Dikota Solo ini – mobil di upgrade. Kata orang bengkel dikota itu, mobil memerlukan perawatan 2 hari. Bagi kami … jika  tidak ada kegiatan – rasanya kok bad time alias bête sekali rasanya… Ternyata kakakku menemukan jalan keluarnya. Kami beristirahat selama 2 hari sambil kami menikmati liburan di daerah Tawangmangu.

Tugasku  sebagai gadis remaja adalah menjadi baby sitter bagi para keponakan. Setelah itu….???

Evy… kita bikin bisteak yuuk…, kata kakak perempuanku. Nah ini dia… nih. Beliau ini adalah sangat pencinta kuliner. Padahal ketika berangkat dari Jakarta, ia sudah membawa sedemikan rupa ragam makanan dan masakan. Aku dibuatnya bingung… heemmm, kita mau berlibur kok masak-masak sih. Yang jelas aku harus menjadi cocky saat itu.

Alhasil .. pergilah aku ke pasar … beli kentang … beli daging has dalam … beli tulang iga, .. jangan lupa emping. Bumbu-bumbu : bawang merah, bawang putih, lada, 3 serangkai ; kayu manis, pala, cengkeh. Sungguh rumit pekerjaan ini… ( manyuuun abizz.. dah ).

Hatiku ini mendua.. karena tidak jauh dari Villa – tempat kami menginap ada air terjun “ Grojokan Sewu “ yang terkenal. Konon katanya melebihi air terjun “ Lembah Anai yang kesohor di kampungku. Kedatangan kami di Tawangmangun, bersamaan pula waktunya dengan liburan panjang. Berpuluh-puluh bus berdatangan dari seantero kota-kota di Jawa tengah. Mereka akan menikmati wisata alam Tawangmangu itu… Akhirnya.. walau hati mendua.. bisteak kentang idaman kakakku itu berhasil kuselesaikan. Mau berapa lama pengerjaannya  ?

Daging has dan tulang iga direbus.. ngabisin waktu 2 jam. Kentang dan telur barang 5 butir direbus 45 menit. Menyiapkan racikan menu pendukung, dll ; ½ jam.  Alhasil total waktu pengerjaan adalah 3 jam..!!! Belum lagi hitung- hitung waktu ke pasar..

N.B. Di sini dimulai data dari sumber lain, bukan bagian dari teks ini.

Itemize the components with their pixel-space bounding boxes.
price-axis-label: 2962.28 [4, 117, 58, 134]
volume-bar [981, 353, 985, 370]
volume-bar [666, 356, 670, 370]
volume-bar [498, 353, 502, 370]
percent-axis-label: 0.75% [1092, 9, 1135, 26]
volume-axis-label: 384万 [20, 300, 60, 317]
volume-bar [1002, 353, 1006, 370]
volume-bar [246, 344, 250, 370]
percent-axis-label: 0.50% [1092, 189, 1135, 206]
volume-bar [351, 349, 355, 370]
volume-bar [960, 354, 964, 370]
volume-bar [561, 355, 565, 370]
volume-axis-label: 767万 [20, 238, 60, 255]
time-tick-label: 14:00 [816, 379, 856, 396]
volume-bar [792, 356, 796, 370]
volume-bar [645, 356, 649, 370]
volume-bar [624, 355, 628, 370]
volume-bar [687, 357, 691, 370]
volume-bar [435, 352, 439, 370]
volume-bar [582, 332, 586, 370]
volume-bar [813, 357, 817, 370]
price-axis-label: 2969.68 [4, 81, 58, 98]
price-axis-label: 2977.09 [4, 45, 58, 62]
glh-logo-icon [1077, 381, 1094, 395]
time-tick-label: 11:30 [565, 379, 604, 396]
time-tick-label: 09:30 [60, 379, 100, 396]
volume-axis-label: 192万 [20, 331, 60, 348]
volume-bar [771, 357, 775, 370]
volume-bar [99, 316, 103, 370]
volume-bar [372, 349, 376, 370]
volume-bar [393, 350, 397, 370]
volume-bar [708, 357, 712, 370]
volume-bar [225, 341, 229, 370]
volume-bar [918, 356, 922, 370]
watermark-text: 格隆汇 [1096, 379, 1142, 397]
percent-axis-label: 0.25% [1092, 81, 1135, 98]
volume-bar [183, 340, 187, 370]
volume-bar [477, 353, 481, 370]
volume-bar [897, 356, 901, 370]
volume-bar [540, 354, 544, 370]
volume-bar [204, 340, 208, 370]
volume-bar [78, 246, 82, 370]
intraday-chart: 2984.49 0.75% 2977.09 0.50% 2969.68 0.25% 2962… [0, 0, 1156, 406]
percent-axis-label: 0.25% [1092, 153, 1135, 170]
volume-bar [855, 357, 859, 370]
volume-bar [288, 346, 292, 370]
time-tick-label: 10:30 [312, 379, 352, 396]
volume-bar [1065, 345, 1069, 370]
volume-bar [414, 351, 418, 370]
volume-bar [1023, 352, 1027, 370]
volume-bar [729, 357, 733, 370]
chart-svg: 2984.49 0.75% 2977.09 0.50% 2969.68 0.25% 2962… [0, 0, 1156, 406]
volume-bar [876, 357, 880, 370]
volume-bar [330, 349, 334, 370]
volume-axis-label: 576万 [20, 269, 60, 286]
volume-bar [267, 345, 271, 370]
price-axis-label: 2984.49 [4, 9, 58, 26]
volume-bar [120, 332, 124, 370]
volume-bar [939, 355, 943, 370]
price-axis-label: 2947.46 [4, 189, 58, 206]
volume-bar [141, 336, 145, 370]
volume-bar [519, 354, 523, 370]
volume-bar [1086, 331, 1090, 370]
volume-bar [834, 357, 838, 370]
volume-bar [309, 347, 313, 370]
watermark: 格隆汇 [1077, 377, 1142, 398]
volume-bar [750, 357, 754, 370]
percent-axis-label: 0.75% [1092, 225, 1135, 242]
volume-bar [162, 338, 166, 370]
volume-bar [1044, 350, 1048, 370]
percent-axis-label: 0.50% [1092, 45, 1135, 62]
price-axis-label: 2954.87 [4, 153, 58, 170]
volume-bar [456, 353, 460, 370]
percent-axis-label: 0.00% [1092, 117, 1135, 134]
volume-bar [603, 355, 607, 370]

Tawang Mangu yang dingin – bagai di Kota Bukittinggi itu – sungguh sangat terasa betapa lezatnya masakanku itu.  Bagiku,  bisteak ini adalah pusaka kuliner dari ibuku – yang resepnya diperoleh sang ibu  dari Nyonya nyonya Belanda, yang rumahnya tidak jauh dari rumah kediaman nenek kami di Kota Padang.  Mau tau resepnya…??? nanti dipostingkan…. pokoknya uenaak tenan… Bukankah orang minang pintar menyadap masakan asing menjadi masakan bercita rasa “salero bundo”.

Walau hati sumringah karena sukses membuat masakan kesukaan kakakku – namun aku gagal mengunjungi “ Grojokan Sewu “ itu, karena setelah masakan selesai udara tidak bersahabat dengan ku. Hujan turun dengan derasnya – tanpa memberikan kesempatan padaku untuk melihat air terjun yang terkenal di Jawa tengah itu. Sungguh aku kecewa berat……………

 

Setelah dua hari berlalu di Tawangmangu, mobil Suzuki mesin 2 tak itu, sehat kembali dan kata orang bengkel tidak ada yang perlu dikawatirkan. Mereka menyarankan agar 1 hari perjalanan tidak melebihi dari 10 jam. Nyatanya…. selama 10 jam itulah sebenarnya seorang sopir memiliki kemampuan untuk mengemudikan mobil sendiri. Pokoknya aku paham betul,  tip untuk seorang pengemudi amatir adalah : bila mencapai 10 jam – gunakan waktu beristirahat. Benar-benar rebah – alias mangalai.  Makan dan tidur yang nyenyak. Urusan bongkar membongkar barang dan kebersihan mobil serahkan pada orang lain. Tugas inilah yang mesti aku lakukan kala itu, agar kakak iparku memiliki waktu istirahat yang cukup.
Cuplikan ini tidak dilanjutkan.